Read Also: Cargo movement to river, inland ports, maritime security top agenda for maritime agencies

Ibrahim Tanko, national coordinator of the 100 percent Compliance Team of the National Association of Government Approved Freight Forwarders (NAGAFF), says some bonded terminals in Nigeria do not have sufficient equipment and infrastructure to enable container examination in their premises.

“Our containers are being dropped on flooded grounds for examination, especially when it rains, and we must put on a rain boot to be able to access some of these terminals. This has led to some of the content of these containers being damaged, most especially those in cartons, thereby resulting in loss for the importer,” he explains.

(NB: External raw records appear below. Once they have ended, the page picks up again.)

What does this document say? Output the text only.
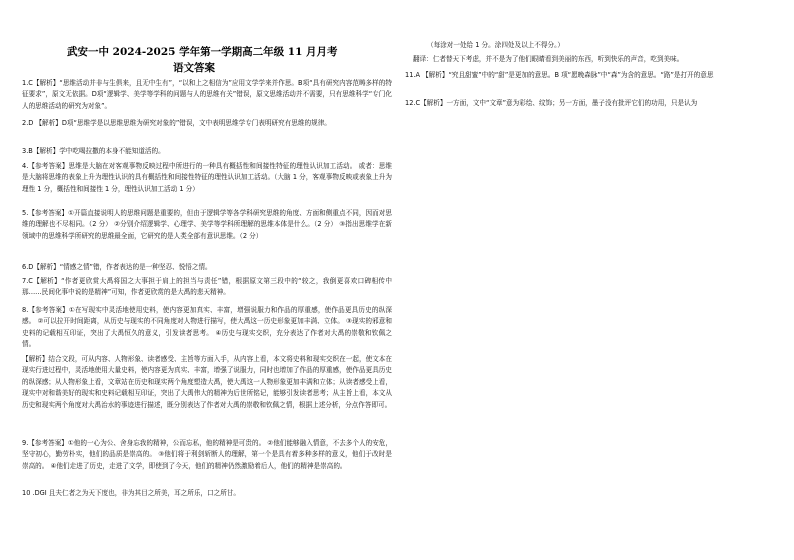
武安一中 2024-2025 学年第一学期高二年级 11 月月考
语文答案

1.C【解析】“思维活动并非与生俱来，且无中生有”，“以和上之相信为”应用文学学来并作思。B项“具有研究内容范畴多样的特征要求”，原文无依据。D项“逻辑学、美学等学科的问题与人的思维有关”错误，原文思维活动并不需要，只有思维科学“专门化人的思维活动的研究为对象”。

2.D 【解析】D项“思维学是以思维思维为研究对象的”错误，文中表明思维学专门表明研究有思维的规律。

3.B【解析】学中吃喝拉撒的本身不能知道活的。

4.【参考答案】思维是大脑在对客观事物反映过程中所进行的一种具有概括性和间接性特征的理性认识加工活动。 或者：思维是大脑将思维的表象上升为理性认识的具有概括性和间接性特征的理性认识加工活动。（大脑 1 分，客观事物反映或表象上升为理性 1 分，概括性和间接性 1 分，理性认识加工活动 1 分）

5.【参考答案】①开篇直接说明人的思维问题是重要的，但由于逻辑学等各学科研究思维的角度、方面和侧重点不同，因而对思维的理解也不尽相同。（2 分） ②分别介绍逻辑学、心理学、美学等学科所理解的思维本体是什么。（2 分） ③指出思维学在新领域中的思维科学所研究的思维最全面，它研究的是人类全部有意识思维。（2 分）

6.D【解析】“情感之情”错，作者表达的是一种坚忍、悦悟之情。

7.C【解析】“作者更欣赏大禹将国之大事担于肩上的担当与责任”错，根据原文第三段中的“较之，我倒更喜欢口碑相传中那……民间化事中说的是精神”可知，作者更欣赏的是大禹的悲天精神。

8.【参考答案】①在写现实中灵活地使用史料，使内容更加真实、丰富，增强说服力和作品的厚重感，使作品更具历史的纵深感。 ②可以拉开时间距离，从历史与现实的不同角度对人物进行描写，使大禹这一历史形象更加丰满、立体。 ③现实的邪意和史料的记载相互印证，突出了大禹恒久的意义，引发读者思考。 ④历史与现实交织，充分表达了作者对大禹的崇敬和钦佩之情。

【解析】结合文段，可从内容、人物形象、读者感受、主旨等方面入手，从内容上看，本文将史料和现实交织在一起，使文本在现实行进过程中，灵活地使用大量史料，使内容更为真实、丰富，增强了说服力，同时也增加了作品的厚重感，使作品更具历史的纵深感；从人物形象上看，文章站在历史和现实两个角度塑造大禹，使大禹这一人物形象更加丰满和立体；从读者感受上看，现实中对和谐美好的现实和史料记载相互印证，突出了大禹伟大的精神为后世所铭记，能够引发读者思考；从主旨上看，本文从历史和现实两个角度对大禹治水的事迹进行描述，既分别表达了作者对大禹的崇敬和钦佩之情，根据上述分析，分点作答即可。

9.【参考答案】①他的一心为公、舍身忘我的精神，公而忘私，他的精神是可贵的。 ②他们能够融入情意，不去多个人的安危，坚守初心，勤劳朴实，他们的品质是崇高的。 ③他们将于利剑斩断人的理解，第一个是具有着多种多样的意义，他们于改时是崇高的。 ④他们走进了历史，走进了文学，即使到了今天，他们的精神仍然激励着后人，他们的精神是崇高的。

10 .DGI 且夫仁者之为天下度也，非为其目之所美，耳之所乐，口之所甘。

（每涂对一处给 1 分。涂四处及以上不得分。）

翻译：仁者替天下考虑，并不是为了他们眼睛看到美丽的东西，听到快乐的声音，吃到美味。

11.A 【解析】“究且甜蜜”中的“甜”是更加的意思。B 项“愿晚森脉”中“森”为含的意思。“路”是打开的意思

12.C【解析】一方面，文中“文章”意为彩绘、纹饰；另一方面，墨子没有批评它们的功用，只是认为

According to Tanko, some of these bonded terminals do not have forklifts to drop containers for Customs examination, and in most cases, it takes weeks to drop containers for examination, thereby increasing the demurrages paid by importers to shipping companies.

While noting that the Nigerian Shippers’ Council (NSC) had mandated bonded terminal owners to put an end to collection of transfer charges, he says importers still pay transfer charges at these terminals.

Giving an insight into the problems associated with doing business at inland ports, Tony Anakebe, a maritime analyst, says it takes time for containers to be assigned from the mother port to inland ports.

“It also takes time for bonded terminal owners to move containers to their terminals when ships are allocated to them due to challenges with gridlock on the port road. When they finally do, they charge transfer charges to cargoes, which is an extra cost to the importer. And if the barge or truck used in transferring the container encounters a problem on the way, it will take longer and incur extra charges for the importer,” he states.

Citing an example, he says if a container is allocated to Denca Services, it will hire barges or trucks to move the container to its terminal, and this takes weeks or months.

The delay in moving the containers to the inland ports leads to payment of demurrages by the importer, he states, adding that some of the terminals are mostly located in inaccessible areas due to bad roads.

“Bonded terminals still collect transfer charges from importers because the last container my company cleared at Denca in Amuwo-Odofin in Lagos, we paid over N170,000 as transfer charges, which is an added cost to the cost of transporting the container to the importer’s warehouse,” he says.

Recall that in 2020, the NSC under the immediate past leadership abolished the collection of transfer and storage charges by bonded terminal owners to streamline the cost of doing business.

Interestingly, containers transferred to bonded terminals come with bills such as transfer charges to cover the cost of transporting the container from the mother port to the bounded terminal where the owner can carry out Customs’ clearing processes before the container can be taken to the owner’s warehouse.

In some cases, importers also pay storage charges for containers not lifted directly from the ship but allowed to overstay the rent-free days in the mother port.